Deere & Company had opened a plant in North Carolina a year earlier. “My fiancée at that time, now my wife, saw an ad in the classifieds of our local newspaper. They were looking for a few people to fill some strategic spots. She encouraged me to apply,” remembered Tew. “To this day, I’m the only person I know of at John Deere who’s been hired from a classified ad in a newspaper.”

Tew began his career in a technical call center in September, 1998.

After 18 months, he was promoted to product support responsibilities for the commercial zero-turn mowers. A year and a half later, he received another promotion and added commercial walk-behind mowers to his responsibilities. In this position, Tew developed some experience working with engineering, manufacturing and suppliers. If there was a problem, it was his responsibility to fix it. It was also during this time that he went back to school to complete his MBA in the spring of 2002.

The sales and marketing departments would do a lot of dealer training. “They would pull me in for my technical knowledge. I began to realize that I could communicate well with our customers,” said Tew. “I had been doing this all my life in my Dad’s small business.”

By the end of 2002, Tew caught the eye of a few people and was given an opportunity in sales and marketing to become a territory manager for central and southern Florida, and he relocated to Orlando. Having cut his teeth working in the factory where the commercial mowers were built, he was now ready to expand his horizons. “If you’re going to be successful in sales in the state of Florida, you’ve got to figure out two things: one, how to sell big tractors to produce and sugar cane farmers; and two, how to sell commercial mowing equipment to landscape contractors.”

If you stand out from the crowd, you’re going to get recognized. Tew received the top territory manager award for two of the three years he worked there. He was then promoted to dealer development manager and relocated to the sales branch in Conyers, Georgia.

One day, Tew received a call from Gilbert Pena, who was the head of the commercial mowing division. “I need somebody I can trust, and who knows commercial mowing. You’re my guy,” said Pena.

“Gilbert was kind of my mentor; he helped me get promoted into the field assignment,” said Tew. “So after careful deliberation, I moved back to North Carolina in a position that we called a ‘business-to-business customer segment manager.’” Each step along the way, Tew was gaining experience. “That’s where I really got to kind of hone the strategy, around the customer segment as well as how to market to them,” said Tew.

In September of ’08, he was promoted to tactical marketing manager for all of commercial mowing.

Then Gilbert Pena retired. In March of 2011, Tew was promoted to marketing manager, and has responsibilities for all commercial mowing products all over the globe.

“We’ve got a very rich heritage and history,” said Tew. “In the early to mid-1990s, our management made an investment in commercial mowing, specifically to the landscape contractor community. Since then we’ve been working hard to make the John Deere brand attractive.”

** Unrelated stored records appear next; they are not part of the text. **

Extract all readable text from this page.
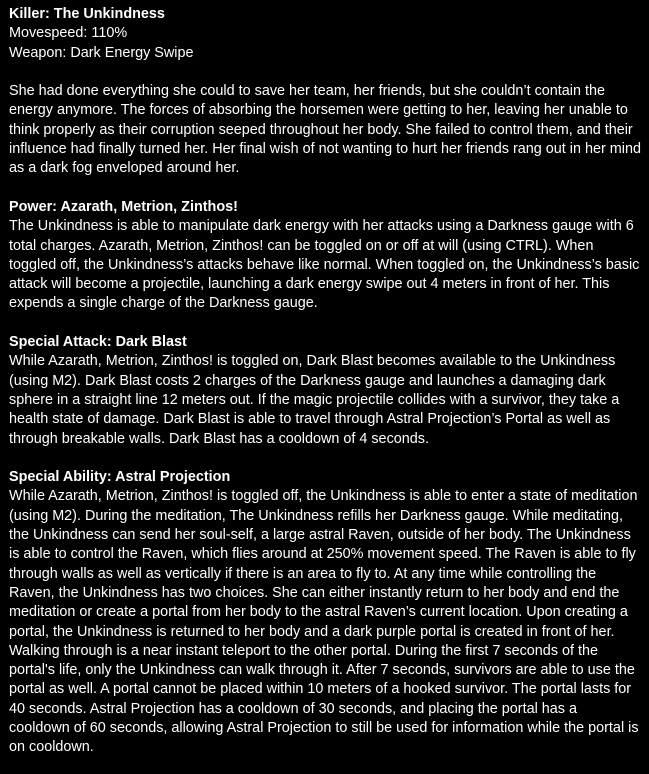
Killer: The Unkindness
Movespeed: 110%
Weapon: Dark Energy Swipe

She had done everything she could to save her team, her friends, but she couldn’t contain the energy anymore. The forces of absorbing the horsemen were getting to her, leaving her unable to think properly as their corruption seeped throughout her body. She failed to control them, and their influence had finally turned her. Her final wish of not wanting to hurt her friends rang out in her mind as a dark fog enveloped around her.

Power: Azarath, Metrion, Zinthos!

The Unkindness is able to manipulate dark energy with her attacks using a Darkness gauge with 6 total charges. Azarath, Metrion, Zinthos! can be toggled on or off at will (using CTRL). When toggled off, the Unkindness’s attacks behave like normal. When toggled on, the Unkindness’s basic attack will become a projectile, launching a dark energy swipe out 4 meters in front of her. This expends a single charge of the Darkness gauge.

Special Attack: Dark Blast

While Azarath, Metrion, Zinthos! is toggled on, Dark Blast becomes available to the Unkindness (using M2). Dark Blast costs 2 charges of the Darkness gauge and launches a damaging dark sphere in a straight line 12 meters out. If the magic projectile collides with a survivor, they take a health state of damage. Dark Blast is able to travel through Astral Projection’s Portal as well as through breakable walls. Dark Blast has a cooldown of 4 seconds.

Special Ability: Astral Projection

While Azarath, Metrion, Zinthos! is toggled off, the Unkindness is able to enter a state of meditation (using M2). During the meditation, The Unkindness refills her Darkness gauge. While meditating, the Unkindness can send her soul-self, a large astral Raven, outside of her body. The Unkindness is able to control the Raven, which flies around at 250% movement speed. The Raven is able to fly through walls as well as vertically if there is an area to fly to. At any time while controlling the Raven, the Unkindness has two choices. She can either instantly return to her body and end the meditation or create a portal from her body to the astral Raven’s current location. Upon creating a portal, the Unkindness is returned to her body and a dark purple portal is created in front of her. Walking through is a near instant teleport to the other portal. During the first 7 seconds of the portal's life, only the Unkindness can walk through it. After 7 seconds, survivors are able to use the portal as well. A portal cannot be placed within 10 meters of a hooked survivor. The portal lasts for 40 seconds. Astral Projection has a cooldown of 30 seconds, and placing the portal has a cooldown of 60 seconds, allowing Astral Projection to still be used for information while the portal is on cooldown.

“You don’t automatically have brand acceptance or permission. To gain that contractor market, you earn your stripes, and we’re very much in the phase of continuing to earn our stripes,” he said. “It’s our intention to be successful with any customer who is linked to land. Be that agricultural customers, construction customers, or landscape contractor customers who beautify the space we enjoy every day, I think if there is a profession that’s linked to the land, it’s John Deere’s desire to be the brand of choice for them.”

Weekends are a family affair for Tew. He and his wife, Amy, have two children, son Cooper, 9, and daughter Addison, 6. They love the outdoors, camp three or four times a year in the mountains, and spend summers near the ocean. “Cooper is a bit of an outdoorsman and loves basketball,” said Tew. “Addison loves gymnastics.”

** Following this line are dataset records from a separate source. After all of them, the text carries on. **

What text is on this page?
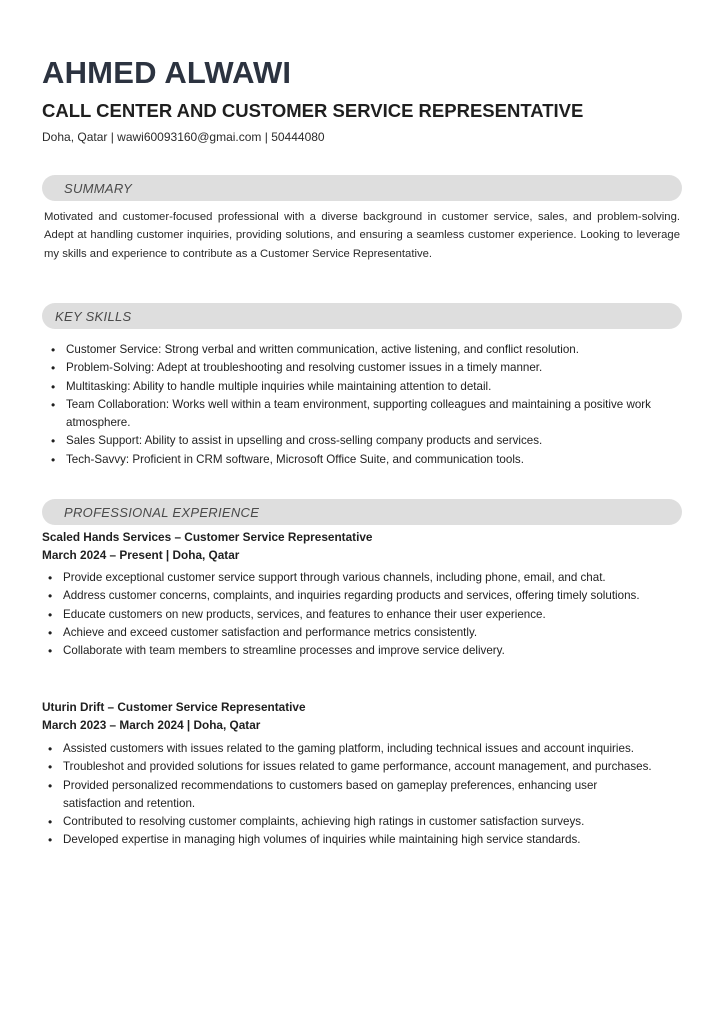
AHMED ALWAWI
CALL CENTER AND CUSTOMER SERVICE REPRESENTATIVE
Doha, Qatar | wawi60093160@gmai.com | 50444080
SUMMARY

Motivated and customer-focused professional with a diverse background in customer service, sales, and problem-solving. Adept at handling customer inquiries, providing solutions, and ensuring a seamless customer experience. Looking to leverage my skills and experience to contribute as a Customer Service Representative.

KEY SKILLS
• Customer Service: Strong verbal and written communication, active listening, and conflict resolution.
• Problem-Solving: Adept at troubleshooting and resolving customer issues in a timely manner.
• Multitasking: Ability to handle multiple inquiries while maintaining attention to detail.
• Team Collaboration: Works well within a team environment, supporting colleagues and maintaining a positive work atmosphere.
• Sales Support: Ability to assist in upselling and cross-selling company products and services.
• Tech-Savvy: Proficient in CRM software, Microsoft Office Suite, and communication tools.
PROFESSIONAL EXPERIENCE
Scaled Hands Services – Customer Service Representative
March 2024 – Present | Doha, Qatar
• Provide exceptional customer service support through various channels, including phone, email, and chat.
• Address customer concerns, complaints, and inquiries regarding products and services, offering timely solutions.
• Educate customers on new products, services, and features to enhance their user experience.
• Achieve and exceed customer satisfaction and performance metrics consistently.
• Collaborate with team members to streamline processes and improve service delivery.
Uturin Drift – Customer Service Representative
March 2023 – March 2024 | Doha, Qatar
• Assisted customers with issues related to the gaming platform, including technical issues and account inquiries.
• Troubleshot and provided solutions for issues related to game performance, account management, and purchases.
• Provided personalized recommendations to customers based on gameplay preferences, enhancing user satisfaction and retention.
• Contributed to resolving customer complaints, achieving high ratings in customer satisfaction surveys.
• Developed expertise in managing high volumes of inquiries while maintaining high service standards.
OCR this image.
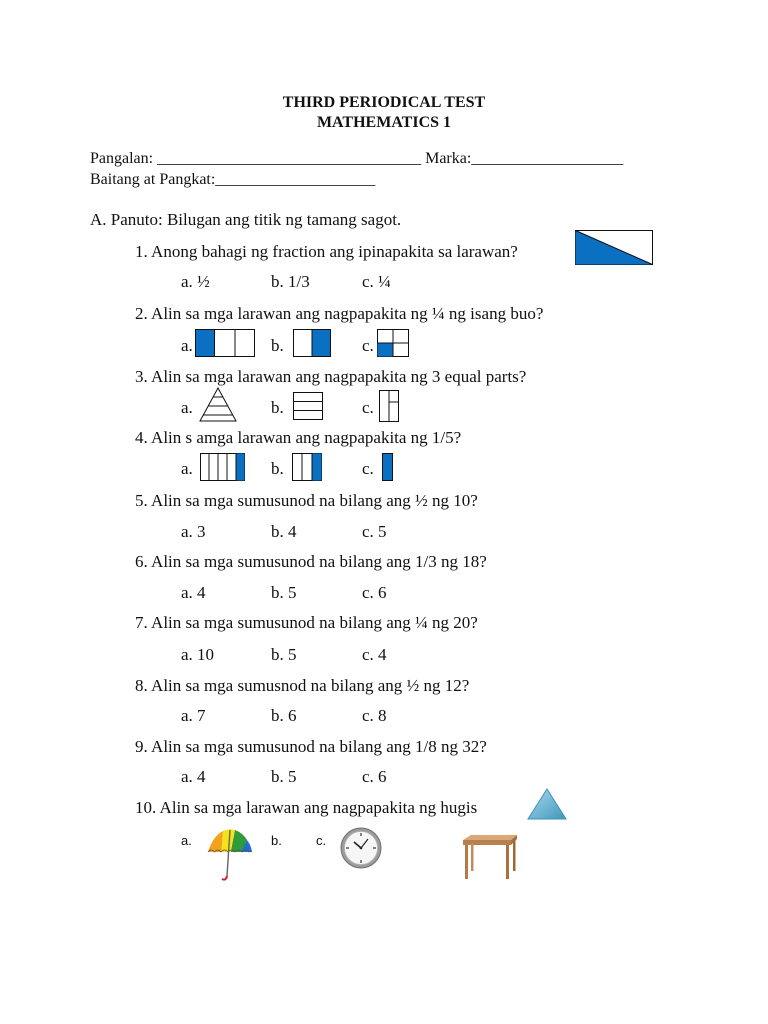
THIRD PERIODICAL TEST
MATHEMATICS 1
Pangalan: _________________________________ Marka:___________________
Baitang at Pangkat:____________________
A. Panuto: Bilugan ang titik ng tamang sagot.
1. Anong bahagi ng fraction ang ipinapakita sa larawan?
a. ½	b. 1/3	c. ¼
2. Alin sa mga larawan ang nagpapakita ng ¼ ng isang buo?
a.	b.	c.
3. Alin sa mga larawan ang nagpapakita ng 3 equal parts?
a.	b.	c.
4. Alin s amga larawan ang nagpapakita ng 1/5?
a.	b.	c.
5. Alin sa mga sumusunod na bilang ang ½ ng 10?
a. 3	b. 4	c. 5
6. Alin sa mga sumusunod na bilang ang 1/3 ng 18?
a. 4	b. 5	c. 6
7. Alin sa mga sumusunod na bilang ang ¼ ng 20?
a. 10	b. 5	c. 4
8. Alin sa mga sumusnod na bilang ang ½ ng 12?
a. 7	b. 6	c. 8
9. Alin sa mga sumusunod na bilang ang 1/8 ng 32?
a. 4	b. 5	c. 6
10. Alin sa mga larawan ang nagpapakita ng hugis
a.	b.	c.
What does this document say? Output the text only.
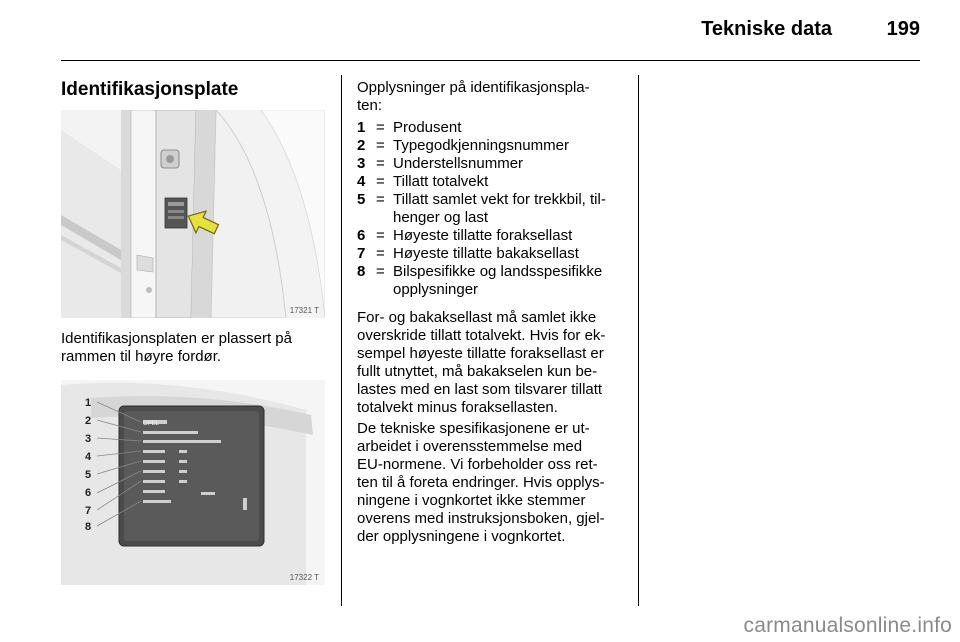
Tekniske data	199
Identifikasjonsplate
17321 T
Identifikasjonsplaten er plassert på
rammen til høyre fordør.
1
2
3
4
5
6
7
8
OPEL
17322 T
Opplysninger på identifikasjonspla-
ten:
1 = Produsent
2 = Typegodkjenningsnummer
3 = Understellsnummer
4 = Tillatt totalvekt
5 = Tillatt samlet vekt for trekkbil, til-
henger og last
6 = Høyeste tillatte foraksellast
7 = Høyeste tillatte bakaksellast
8 = Bilspesifikke og landsspesifikke
opplysninger
For- og bakaksellast må samlet ikke
overskride tillatt totalvekt. Hvis for ek-
sempel høyeste tillatte foraksellast er
fullt utnyttet, må bakakselen kun be-
lastes med en last som tilsvarer tillatt
totalvekt minus foraksellasten.
De tekniske spesifikasjonene er ut-
arbeidet i overensstemmelse med
EU-normene. Vi forbeholder oss ret-
ten til å foreta endringer. Hvis opplys-
ningene i vognkortet ikke stemmer
overens med instruksjonsboken, gjel-
der opplysningene i vognkortet.
carmanualsonline.info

At the age of 39, Chase Tew is on a fast track. “I believe we have a great future in this market,” said Tew. “Every company has successes and failures. Certainly you celebrate your successes and learn from your failures, but I can tell you there are a lot of people who get up every morning and work really hard at making our products desirable, and making our brand one that resonates with landscape contractors.”